BONUS BEBÈ ANCHE SENZA PERMESSI DI SOGGIORNO LUNGHI

Il bonus bebè va riconosciuto agli extracomunitari che si trovano in Italia per motivi di lavoro anche se non hanno un permesso di soggiorno di lungo periodo. Questa la sentenza del Tribunale di Padova che ha accolto il ricorso di una cittadina moldava sostenuta dalla Cgil, attraverso il Patronato Inca, a cui l’Inps aveva negato il riconoscimento dell’assegno.

Il giudice l’ha infatti ritenuto un atto discriminatorio, contrario all’articolo 12 della Direttiva europea 2011/98 che prevede parità di trattamento tra lavoratori comunitari ed extracomunitari per i settori della sicurezza sociale, in cui sono comprese le prestazioni di maternità e paternità. Ciò viene fatto prevalere sulla normativa italiana (sulla quale si era basato l’Inps) che richiede agli extracomunitari di essere in possesso di un permesso di soggiorno di lungo periodo, rilasciato a chi lavora regolarmente in Italia da almeno cinque anni, per avere accesso al bonus.
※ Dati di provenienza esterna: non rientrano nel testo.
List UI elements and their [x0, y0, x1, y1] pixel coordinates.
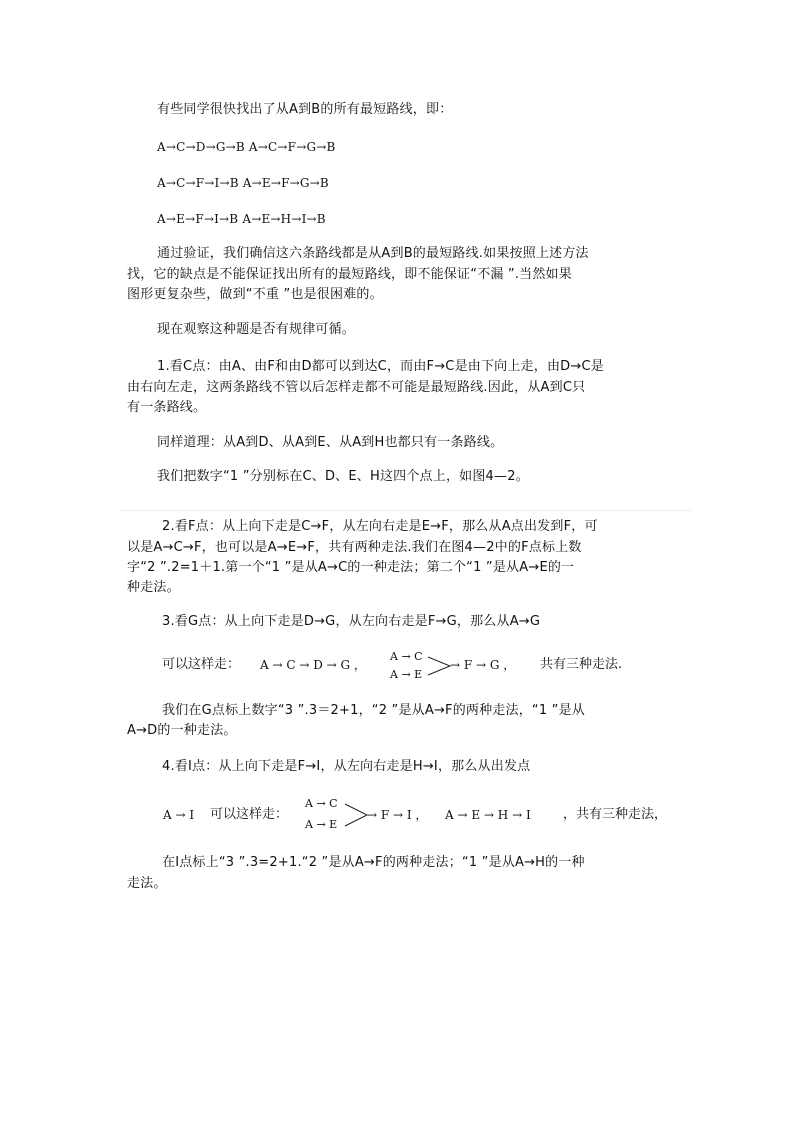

Ora la sentenza mette in discussione questo requisito e rappresenta un procedente che apre le porte a ricorsi analoghi.
Il bonus bebè, lo ricordiamo, è riservato a nuclei familiari con Isee inferiore a 25mila euro, non è soggetto a tassazione e prevede un contributo di 960 euro all’anno per i primi tre anni di vita del bambino (1.920 euro se l’Isee è inferiore ai 7mila euro).
Antonella Franceschin, responsabile del Patronato Inca di Padova, fa sapere che sulla stessa questione sono stati presentati altri due ricorsi a Padova, ma sottolinea anche la necessità che la legge italiana venga rivista anche alla luce di questa sentenza.